Charges have been dropped against 39-year-old Roy Herbert Willis, who was charged with two counts possession after embattled former Houston cop Gerald Goines assisted a team that executed a warrant against him.
Houston prosecutors moved to dismiss Willis’ two cases, which were not related to the botched raid at 7815 Harding St. on January 28, on Friday, according to MySanAntonio.
“In the interest of justice, the ongoing investigation of Gerald Goines prevents us from moving forward to trial on this case at this time,” Dane Schiller, with the district attorney’s office, said.
“The investigation could yield information that we are not yet aware of that could be helpful to the accused.”
One of the charges against Willis that was dismissed was for less than a gram of cocaine and the other was for between four and 400 grams of methamphetamine.
Willis’ defense attorney Monique Sparks said she’s had previous dealings with Goines and has viewed him as a problem for several years.
“He’s been terrorizing low-income areas for years,” she said.

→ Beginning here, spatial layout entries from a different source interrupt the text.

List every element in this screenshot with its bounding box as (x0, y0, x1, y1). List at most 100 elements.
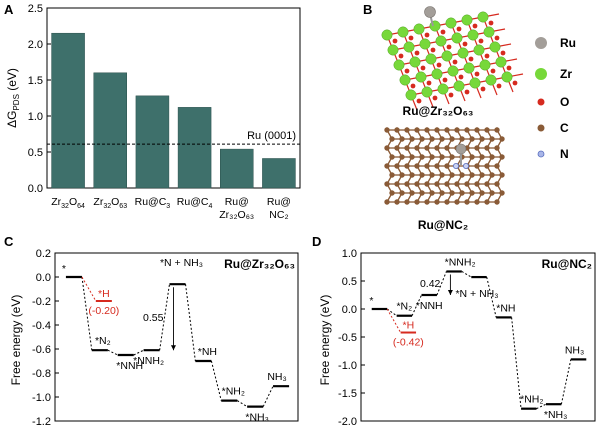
side-connector (81, 276, 97, 302)
bar (51, 32, 85, 189)
state-label: *NH₃ (544, 409, 568, 421)
h-adsorption-label: *H (402, 320, 414, 332)
category-label: Ru@C3 (135, 196, 171, 210)
panel-a-bar-chart: ΔGPDS (eV) 0.0 0.5 1.0 1.5 2.0 2.5 Zr32O64 Zr32… (5, 3, 301, 221)
y-tick-label: -0.5 (338, 332, 357, 344)
y-tick-label: -0.6 (32, 344, 51, 356)
state-label: NH₃ (565, 344, 584, 356)
y-tick-label: 1.0 (342, 248, 357, 260)
legend-atom-zr (535, 68, 547, 80)
legend-label: C (560, 121, 569, 135)
state-label: NH₃ (267, 371, 286, 383)
connector (461, 271, 472, 278)
panel-label-d: D (312, 234, 321, 249)
panel-c-frame (54, 252, 299, 422)
connector (436, 271, 447, 296)
state-label: *NNH (116, 360, 143, 372)
h-adsorption-label: *H (98, 288, 110, 300)
connector (262, 385, 274, 407)
panel-d-y-axis-label: Free energy (eV) (318, 295, 332, 386)
state-label: *NH₃ (245, 412, 269, 424)
barrier-arrow-head (447, 290, 453, 295)
category-label: Ru@ (225, 196, 249, 208)
panel-a-y-tick-label: 1.0 (28, 111, 43, 123)
state-label: *NH (198, 346, 217, 358)
connector (486, 276, 497, 318)
reference-line-label: Ru (0001) (247, 130, 296, 142)
state-label: * (369, 295, 373, 307)
connector (560, 359, 572, 405)
connector (386, 308, 397, 317)
y-tick-label: 0.5 (342, 276, 357, 288)
panel-label-b: B (363, 2, 372, 17)
panel-b-structures: Ru@Zr₃₂O₆₃ Ru@NC₂ Ru Zr OCN (381, 6, 576, 232)
panel-a-y-tick-label: 2.5 (28, 3, 43, 15)
h-adsorption-value: (-0.20) (88, 305, 119, 317)
barrier-value: 0.42 (420, 278, 441, 290)
connector (210, 360, 222, 401)
panel-label-c: C (4, 234, 14, 249)
legend-atom-n (537, 150, 545, 158)
side-connector (386, 308, 402, 333)
panel-label-a: A (4, 2, 14, 17)
y-tick-label: -0.8 (32, 368, 51, 380)
state-label: * (62, 263, 66, 275)
zr32o63-structure-image (381, 6, 524, 111)
category-label: Ru@C4 (177, 196, 213, 210)
state-label: *NNH₂ (445, 256, 476, 268)
category-label-line2: NC₂ (269, 209, 288, 221)
bar (220, 148, 254, 189)
connector (185, 284, 196, 362)
structure-label-nc2: Ru@NC₂ (418, 218, 468, 232)
legend-atom-o (537, 98, 545, 106)
category-label: Zr32O63 (93, 196, 127, 210)
legend-atom-ru (535, 37, 547, 49)
y-tick-label: -1.0 (32, 392, 51, 404)
panel-a-y-tick-label: 0.5 (28, 147, 43, 159)
state-label: *NNH₂ (133, 355, 164, 367)
y-tick-label: -2.0 (338, 416, 357, 427)
bar (135, 95, 170, 189)
panel-d-energy-diagram: Free energy (eV) Ru@NC₂ -2.0 -1.5 -1.0 -0.5… (318, 248, 596, 427)
ru-atom-top (424, 6, 436, 18)
barrier-value: 0.55 (143, 312, 164, 324)
panel-c-energy-diagram: Free energy (eV) Ru@Zr₃₂O₆₃ -1.2 -1.0 -0.8… (9, 248, 299, 427)
bar (262, 158, 296, 189)
legend-label: O (560, 95, 569, 109)
connector (133, 349, 144, 356)
state-label: *NH₂ (222, 386, 245, 398)
h-adsorption-value: (-0.42) (393, 337, 424, 349)
y-tick-label: -0.2 (32, 296, 51, 308)
state-label: *N + NH₃ (455, 288, 498, 300)
connector (81, 276, 93, 351)
legend-label: Zr (560, 67, 572, 81)
y-tick-label: -1.2 (32, 416, 51, 427)
legend-label: N (560, 147, 569, 161)
connector (237, 400, 248, 408)
connector (536, 403, 547, 410)
y-tick-label: 0.2 (36, 248, 51, 260)
connector (107, 349, 118, 356)
connector (159, 284, 170, 351)
connector (511, 317, 522, 409)
y-tick-label: -1.0 (338, 360, 357, 372)
legend-label: Ru (560, 36, 576, 50)
bar (93, 72, 127, 189)
barrier-arrow-head (170, 345, 176, 351)
category-label-line2: Zr₃₂O₆₃ (219, 209, 254, 221)
state-label: *NH₂ (520, 394, 543, 406)
structure-label-zr32o63: Ru@Zr₃₂O₆₃ (403, 104, 474, 118)
y-tick-label: 0.0 (342, 304, 357, 316)
state-label: *NH (496, 302, 515, 314)
y-tick-label: 0.0 (36, 272, 51, 284)
y-tick-label: -1.5 (338, 388, 357, 400)
state-label: *NNH (416, 300, 443, 312)
atom-legend: Ru Zr OCN (535, 36, 576, 161)
category-label: Ru@ (267, 196, 291, 208)
panel-a-frame (46, 7, 301, 189)
state-label: *N + NH₃ (160, 257, 203, 269)
panel-c-title: Ru@Zr₃₂O₆₃ (224, 257, 295, 271)
state-label: *N₂ (95, 335, 111, 347)
panel-a-y-tick-label: 1.5 (28, 75, 43, 87)
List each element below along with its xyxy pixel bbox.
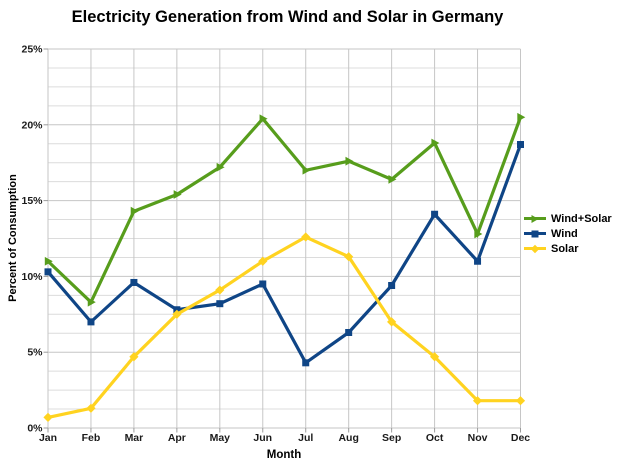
x-tick-label: Apr <box>168 432 186 444</box>
chart-legend: Wind+Solar Wind Solar <box>524 211 612 256</box>
x-tick-label: Sep <box>382 432 401 444</box>
data-point-wind[interactable] <box>345 328 353 336</box>
legend-item-solar[interactable]: Solar <box>524 241 612 256</box>
data-point-wind-solar[interactable] <box>216 162 225 172</box>
data-point-wind[interactable] <box>130 278 138 286</box>
series-line-wind[interactable] <box>46 143 523 366</box>
data-point-solar[interactable] <box>344 252 354 262</box>
x-tick-label: Jul <box>298 432 313 444</box>
data-point-wind-solar[interactable] <box>259 114 268 124</box>
y-tick-label: 10% <box>21 271 43 283</box>
y-tick-label: 25% <box>21 44 43 56</box>
y-tick-label: 5% <box>27 347 43 359</box>
data-point-wind[interactable] <box>302 359 310 367</box>
data-point-solar[interactable] <box>172 309 182 319</box>
series-solar <box>43 232 526 422</box>
diamond-marker-icon <box>530 244 540 253</box>
square-marker-icon <box>531 230 539 237</box>
data-point-wind-solar[interactable] <box>517 112 526 122</box>
data-point-solar[interactable] <box>129 352 139 362</box>
data-point-wind-solar[interactable] <box>345 156 354 166</box>
legend-swatch-solar <box>524 244 546 253</box>
data-point-wind-solar[interactable] <box>388 174 397 184</box>
y-axis-title: Percent of Consumption <box>7 174 19 302</box>
x-tick-label: Oct <box>426 432 444 444</box>
data-point-wind[interactable] <box>44 268 52 276</box>
data-point-wind-solar[interactable] <box>87 297 96 307</box>
data-point-wind-solar[interactable] <box>44 256 53 266</box>
data-point-solar[interactable] <box>258 256 268 266</box>
data-point-wind[interactable] <box>259 280 267 288</box>
x-tick-label: Aug <box>338 432 358 444</box>
series-wind-solar <box>44 112 526 307</box>
data-point-wind[interactable] <box>517 141 524 149</box>
y-tick-label: 15% <box>21 195 43 207</box>
legend-label-solar: Solar <box>551 242 579 255</box>
legend-swatch-wind-solar <box>524 214 546 223</box>
x-tick-label: Nov <box>468 432 488 444</box>
x-tick-label: Jan <box>39 432 57 444</box>
data-point-wind-solar[interactable] <box>173 190 182 199</box>
series-markers-wind-solar <box>44 112 526 307</box>
series-wind <box>44 141 524 367</box>
series-markers-solar <box>43 232 526 422</box>
x-tick-label: Jun <box>253 432 272 444</box>
series-markers-wind <box>44 141 524 367</box>
axis-ticks <box>43 48 521 433</box>
legend-item-wind[interactable]: Wind <box>524 226 612 241</box>
gridlines-minor <box>48 67 521 410</box>
data-point-solar[interactable] <box>86 403 96 413</box>
x-axis-title: Month <box>266 449 302 461</box>
data-point-wind[interactable] <box>431 210 439 218</box>
data-point-wind[interactable] <box>474 257 482 265</box>
data-point-wind-solar[interactable] <box>474 229 483 239</box>
y-axis-labels: 0% 5% 10% 15% 20% 25% <box>21 44 43 435</box>
data-point-wind[interactable] <box>87 318 95 326</box>
x-tick-label: May <box>210 432 231 444</box>
x-axis-labels: Jan Feb Mar Apr May Jun Jul Aug Sep Oct Nov Dec <box>39 432 530 444</box>
data-point-solar[interactable] <box>301 232 311 242</box>
data-point-wind[interactable] <box>388 281 396 289</box>
data-point-solar[interactable] <box>387 317 397 327</box>
data-point-solar[interactable] <box>429 352 440 362</box>
x-tick-label: Dec <box>511 432 530 444</box>
chart-title: Electricity Generation from Wind and Sol… <box>71 8 504 26</box>
legend-item-wind-solar[interactable]: Wind+Solar <box>524 211 612 226</box>
legend-label-wind-solar: Wind+Solar <box>551 212 612 225</box>
data-point-wind[interactable] <box>216 300 224 308</box>
data-point-solar[interactable] <box>515 396 526 406</box>
data-point-wind-solar[interactable] <box>431 138 440 148</box>
x-tick-label: Feb <box>82 432 101 444</box>
y-tick-label: 20% <box>21 119 43 131</box>
data-point-wind-solar[interactable] <box>302 165 311 175</box>
data-point-wind-solar[interactable] <box>130 206 139 216</box>
legend-swatch-wind <box>524 230 546 237</box>
series-line-solar[interactable] <box>47 235 521 419</box>
series-line-wind-solar[interactable] <box>46 116 523 305</box>
x-tick-label: Mar <box>125 432 144 444</box>
data-point-solar[interactable] <box>472 396 483 406</box>
data-point-solar[interactable] <box>43 412 53 422</box>
gridlines-major <box>48 48 521 429</box>
legend-label-wind: Wind <box>551 227 578 240</box>
triangle-marker-icon <box>531 214 539 223</box>
gridlines-vertical <box>47 49 521 428</box>
y-tick-label: 0% <box>27 423 43 435</box>
data-point-solar[interactable] <box>215 285 225 295</box>
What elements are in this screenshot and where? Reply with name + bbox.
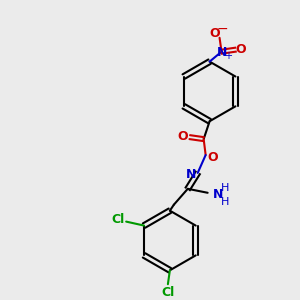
Text: N: N: [212, 188, 223, 201]
Text: H: H: [221, 183, 230, 193]
Text: O: O: [178, 130, 188, 142]
Text: −: −: [217, 22, 228, 36]
Text: Cl: Cl: [112, 213, 125, 226]
Text: Cl: Cl: [161, 286, 175, 299]
Text: +: +: [224, 51, 232, 61]
Text: O: O: [209, 27, 220, 40]
Text: O: O: [207, 151, 218, 164]
Text: H: H: [221, 197, 230, 207]
Text: N: N: [218, 46, 228, 59]
Text: O: O: [235, 43, 246, 56]
Text: N: N: [186, 168, 196, 182]
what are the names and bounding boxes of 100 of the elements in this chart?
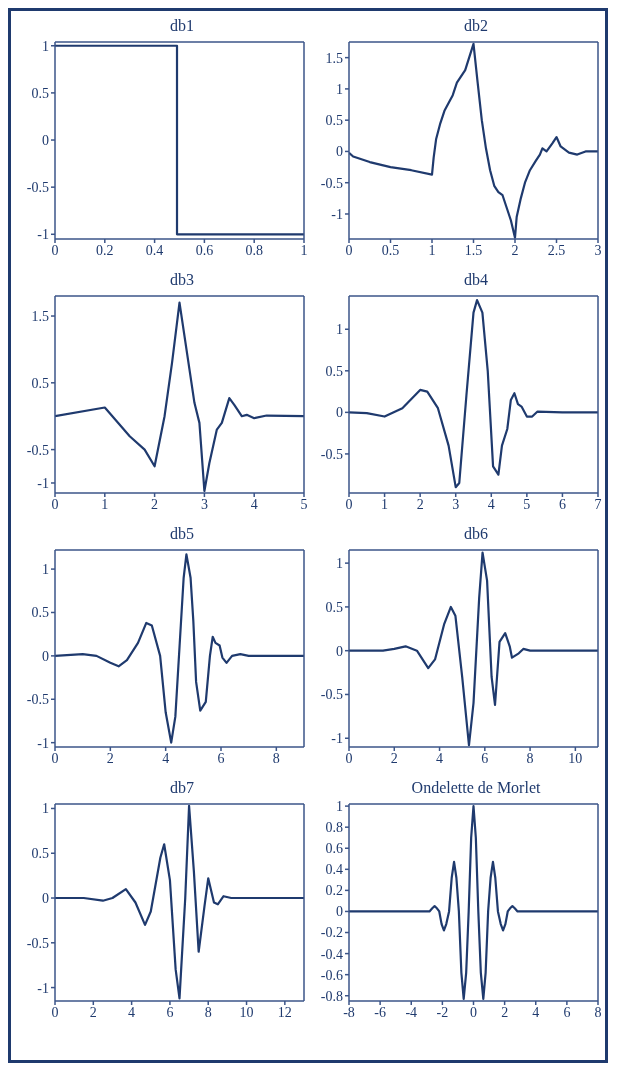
y-tick-label: -0.5 [26,442,49,458]
y-tick-label: 1 [336,81,343,97]
chart-title: db6 [463,525,489,544]
x-tick-label: 0.2 [96,242,114,258]
y-tick-label: 0 [42,648,49,664]
y-tick-label: -0.5 [320,687,343,703]
x-tick-label: 6 [217,750,225,766]
x-tick-label: 8 [526,750,534,766]
x-tick-label: 3 [200,496,208,512]
x-tick-label: 1 [428,242,436,258]
y-tick-label: 0.5 [31,85,49,101]
y-tick-label: -1 [331,731,343,747]
y-tick-label: 0.4 [325,862,343,878]
y-tick-label: -0.6 [320,967,343,983]
x-tick-label: 4 [436,750,444,766]
y-tick-label: 1 [42,562,49,578]
y-tick-label: 1 [42,38,49,54]
y-tick-label: 0 [336,904,343,920]
chart-title: db2 [463,17,489,36]
x-tick-label: 0.4 [145,242,164,258]
chart-title: db5 [169,525,195,544]
x-tick-label: 1 [300,242,308,258]
x-tick-label: 7 [594,496,602,512]
x-tick-label: 2 [501,1004,509,1020]
x-tick-label: 1.5 [464,242,483,258]
y-tick-label: 0.5 [31,846,49,862]
y-tick-label: 0.5 [31,375,49,391]
y-tick-label: 1.5 [31,309,49,324]
x-tick-label: 1 [101,496,109,512]
x-tick-label: 5 [523,496,531,512]
y-tick-label: 0.8 [325,820,343,836]
y-tick-label: 1 [336,799,343,815]
chart-title: db7 [169,779,195,798]
x-tick-label: 2 [416,496,424,512]
chart-title: db3 [169,271,195,290]
x-tick-label: 2 [106,750,114,766]
y-tick-label: 1 [336,556,343,572]
x-tick-label: 1 [381,496,389,512]
x-tick-label: 0 [470,1004,477,1020]
x-tick-label: 8 [204,1004,212,1020]
y-tick-label: 0.5 [325,113,343,129]
x-tick-label: 10 [239,1004,254,1020]
y-tick-label: -1 [331,206,343,222]
x-tick-label: 2.5 [547,242,566,258]
x-tick-label: 4 [162,750,170,766]
chart-title: Ondelette de Morlet [410,779,542,798]
x-tick-label: -2 [436,1004,449,1020]
x-tick-label: 6 [481,750,489,766]
x-tick-label: 2 [151,496,159,512]
x-tick-label: -6 [374,1004,386,1020]
line-series [349,299,598,489]
x-tick-label: 6 [166,1004,174,1020]
y-tick-label: -0.4 [320,946,343,962]
x-tick-label: 3 [452,496,460,512]
x-tick-label: 2 [511,242,519,258]
y-tick-label: 0.2 [325,883,343,899]
y-tick-label: -1 [37,980,49,996]
y-tick-label: -1 [37,475,49,491]
x-tick-label: 4 [128,1004,136,1020]
x-tick-label: 2 [390,750,398,766]
y-tick-label: 0 [336,643,343,659]
y-tick-label: -0.8 [320,988,343,1004]
x-tick-label: 5 [300,496,308,512]
y-tick-label: 0.5 [31,605,49,621]
y-tick-label: -0.5 [320,446,343,462]
y-tick-label: 0 [42,133,49,148]
y-tick-label: 0.5 [325,599,343,615]
x-tick-label: 0.5 [381,242,400,258]
y-tick-label: 1 [336,322,343,338]
y-tick-label: 0 [336,405,343,421]
x-tick-label: 3 [594,242,602,258]
x-tick-label: 4 [487,496,495,512]
y-tick-label: -0.5 [26,180,49,196]
y-tick-label: 1.5 [325,50,343,66]
y-tick-label: -0.5 [320,175,343,191]
x-tick-label: 4 [250,496,258,512]
x-tick-label: 6 [563,1004,571,1020]
y-tick-label: 0 [336,144,343,160]
x-tick-label: 12 [277,1004,292,1020]
x-tick-label: -8 [343,1004,355,1020]
y-tick-label: -1 [37,735,49,751]
x-tick-label: 6 [558,496,566,512]
x-tick-label: 0.6 [195,242,214,258]
chart-title: db4 [463,271,489,290]
y-tick-label: 0 [42,890,49,906]
y-tick-label: 1 [42,801,49,817]
x-tick-label: 4 [532,1004,540,1020]
y-tick-label: -0.5 [26,692,49,708]
y-tick-label: -0.2 [320,925,343,941]
chart-title: db1 [169,17,195,36]
x-tick-label: 0.8 [245,242,263,258]
x-tick-label: 8 [272,750,280,766]
x-tick-label: 10 [568,750,583,766]
y-tick-label: -1 [37,227,49,243]
y-tick-label: 0.6 [325,841,343,857]
y-tick-label: 0.5 [325,363,343,379]
x-tick-label: 2 [89,1004,97,1020]
x-tick-label: 8 [594,1004,602,1020]
x-tick-label: -4 [405,1004,418,1020]
y-tick-label: -0.5 [26,935,49,951]
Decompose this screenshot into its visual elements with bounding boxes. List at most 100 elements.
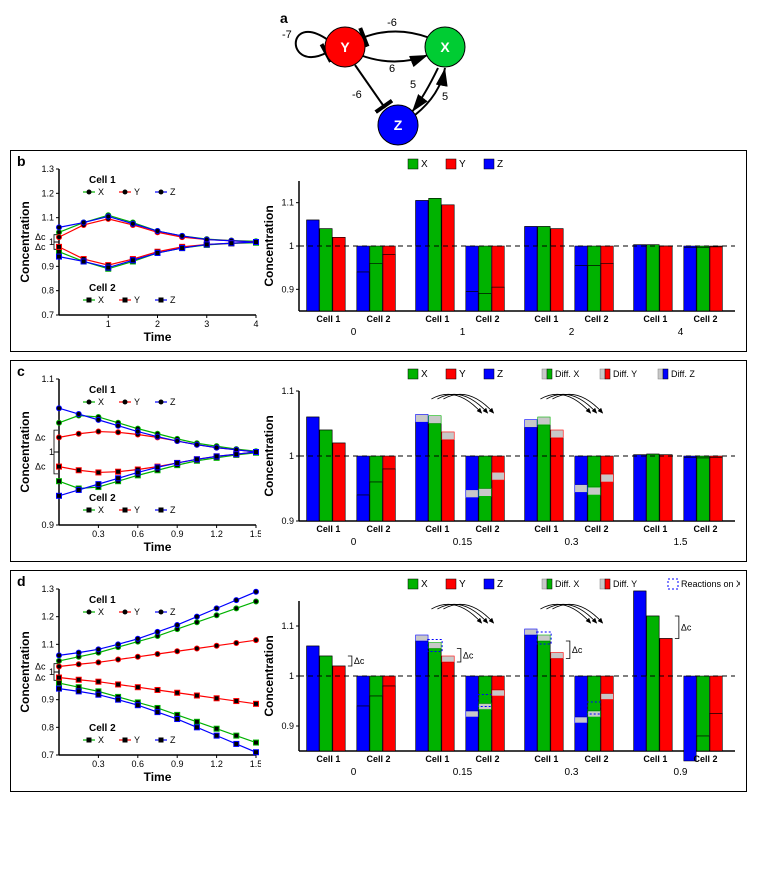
panel-c: c 0.911.10.30.60.91.21.5TimeConcentratio… [10, 360, 747, 562]
svg-text:Z: Z [170, 295, 176, 305]
svg-text:2: 2 [155, 319, 160, 329]
svg-text:1: 1 [289, 451, 294, 461]
svg-text:Y: Y [134, 735, 140, 745]
svg-text:Concentration: Concentration [262, 635, 276, 716]
svg-text:Cell 1: Cell 1 [535, 754, 559, 764]
svg-text:0.9: 0.9 [41, 261, 54, 271]
svg-text:Δc: Δc [354, 656, 365, 666]
svg-text:Diff. X: Diff. X [555, 579, 579, 589]
svg-text:Time: Time [144, 330, 172, 344]
svg-text:1.1: 1.1 [282, 621, 295, 631]
svg-text:Δc: Δc [35, 242, 46, 252]
svg-text:1.5: 1.5 [674, 537, 688, 548]
svg-text:1.3: 1.3 [41, 164, 54, 174]
svg-text:Concentration: Concentration [18, 631, 32, 712]
svg-text:1.1: 1.1 [282, 386, 295, 396]
panel-a: a -7 -6 6 -6 5 5 [10, 10, 747, 150]
svg-text:Concentration: Concentration [18, 201, 32, 282]
svg-text:0.9: 0.9 [282, 721, 295, 731]
panel-c-label: c [17, 363, 25, 379]
svg-text:1.3: 1.3 [41, 584, 54, 594]
svg-text:0.9: 0.9 [171, 529, 184, 539]
svg-text:Cell 2: Cell 2 [476, 524, 500, 534]
svg-text:Time: Time [144, 770, 172, 784]
svg-text:0.15: 0.15 [453, 537, 473, 548]
panel-d-bar-chart: 0.9 1 1.1 Concentration Cell 1 Cell 2 0 Δc Cell … [261, 575, 740, 785]
svg-text:Δc: Δc [35, 462, 46, 472]
svg-text:Time: Time [144, 540, 172, 554]
svg-text:Cell 1: Cell 1 [644, 754, 668, 764]
svg-text:Y: Y [134, 397, 140, 407]
svg-text:Z: Z [497, 159, 503, 170]
svg-text:0.3: 0.3 [565, 767, 579, 778]
svg-text:0.9: 0.9 [41, 520, 54, 530]
panel-d-line-chart: 0.70.80.911.11.21.30.30.60.91.21.5TimeCo… [17, 575, 261, 785]
svg-text:1.5: 1.5 [250, 759, 262, 769]
svg-text:1: 1 [289, 671, 294, 681]
svg-text:Cell 1: Cell 1 [89, 385, 116, 396]
svg-text:Cell 1: Cell 1 [426, 754, 450, 764]
svg-text:1.2: 1.2 [41, 188, 54, 198]
svg-text:1.1: 1.1 [41, 639, 54, 649]
svg-text:Δc: Δc [35, 661, 46, 671]
svg-text:Concentration: Concentration [262, 205, 276, 286]
svg-text:Cell 2: Cell 2 [694, 524, 718, 534]
svg-text:0: 0 [351, 327, 357, 338]
svg-text:0.7: 0.7 [41, 750, 54, 760]
svg-text:0: 0 [351, 767, 357, 778]
svg-text:0.9: 0.9 [674, 767, 688, 778]
svg-text:X: X [98, 295, 104, 305]
svg-text:Cell 2: Cell 2 [89, 723, 116, 734]
edge-label-xz: 5 [410, 79, 416, 91]
svg-text:Z: Z [170, 607, 176, 617]
svg-text:0.3: 0.3 [92, 759, 105, 769]
svg-text:0.9: 0.9 [282, 516, 295, 526]
panel-b-line-chart: 0.70.80.911.11.21.31234TimeConcentration… [17, 155, 261, 345]
svg-text:0.6: 0.6 [132, 759, 145, 769]
svg-text:1.1: 1.1 [282, 198, 295, 208]
svg-text:1: 1 [49, 447, 54, 457]
svg-text:X: X [98, 735, 104, 745]
svg-text:Z: Z [170, 187, 176, 197]
svg-text:X: X [98, 397, 104, 407]
svg-text:1.2: 1.2 [210, 529, 223, 539]
edge-label-xy: -6 [387, 17, 397, 29]
svg-text:Cell 2: Cell 2 [367, 314, 391, 324]
svg-text:Cell 2: Cell 2 [694, 754, 718, 764]
svg-text:Cell 2: Cell 2 [585, 524, 609, 534]
svg-text:Cell 1: Cell 1 [89, 595, 116, 606]
svg-text:Y: Y [134, 295, 140, 305]
svg-text:Y: Y [459, 159, 466, 170]
svg-text:Cell 2: Cell 2 [476, 754, 500, 764]
svg-text:1.1: 1.1 [41, 213, 54, 223]
svg-text:2: 2 [569, 327, 575, 338]
svg-text:0.7: 0.7 [41, 310, 54, 320]
svg-text:0: 0 [351, 537, 357, 548]
svg-text:Cell 2: Cell 2 [89, 493, 116, 504]
edge-label-yx: 6 [389, 63, 395, 75]
svg-text:X: X [98, 187, 104, 197]
svg-text:Δc: Δc [572, 645, 583, 655]
svg-text:X: X [98, 505, 104, 515]
svg-text:0.15: 0.15 [453, 767, 473, 778]
svg-text:0.6: 0.6 [132, 529, 145, 539]
svg-text:Cell 1: Cell 1 [644, 524, 668, 534]
svg-text:Y: Y [459, 579, 466, 590]
svg-text:1.1: 1.1 [41, 374, 54, 384]
panel-c-bar-chart: 0.911.1ConcentrationCell 1Cell 20Cell 1C… [261, 365, 740, 555]
svg-text:0.8: 0.8 [41, 286, 54, 296]
svg-text:Y: Y [134, 607, 140, 617]
svg-text:Diff. X: Diff. X [555, 369, 579, 379]
edge-label-yz: -6 [352, 89, 362, 101]
svg-text:Cell 2: Cell 2 [476, 314, 500, 324]
edge-label-zx: 5 [442, 91, 448, 103]
svg-text:Cell 1: Cell 1 [535, 314, 559, 324]
svg-text:1: 1 [49, 237, 54, 247]
svg-text:Δc: Δc [35, 432, 46, 442]
panel-b: b 0.70.80.911.11.21.31234TimeConcentrati… [10, 150, 747, 352]
svg-text:0.9: 0.9 [282, 284, 295, 294]
svg-text:1: 1 [289, 241, 294, 251]
svg-text:Cell 1: Cell 1 [535, 524, 559, 534]
svg-text:Z: Z [170, 735, 176, 745]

“Since I started practicing in 2006.
Two men were charged with evading arrest, and a third with a low-level marijuana case, in the same bust that netted Willis’ arrest.
The two defendants in the evading cases served 20 days and 9 months.
In the marijuana case, the defendant pleaded guilty and served two days in jail.
Goines came under scrutiny earlier this year after being accused of lying in a sworn affidavit used to justify the raid on Harding Street.
Houston officers kicked down the door without knocking, which led to a shootout that left Navy veteran Dennis Tuttle and his wife Rhogena Nicholas dead.
Officers entered the home searching for “heroine dealers,” but the raid only turned up a small amount of marijuana and a small amount of white powder.
The slain couple’s family, friends, and neighbors all came forward to say they weren’t drug dealers.
A few days later, as Goines lay recovering in the hospital from a gunshot wound to his neck, investigators began to realize they couldn’t locate the confidential informant behind the drug buy.
After investigating, police failed to locate any informant that warranted the raid on Harding.
That revelations prompted not only a police probe, but an investigation by the FBI as well.
Houston prosecutors have launched their own investigation and are currently reviewing roughly 1,400 of Giones’ cases, 27 of which are still active.
Prosecutors are also investigating over 800 cases handled by officer Steven Bryant, who worked as Goines’ partner for several years.
Both Bryant and Goines have retired since the incident.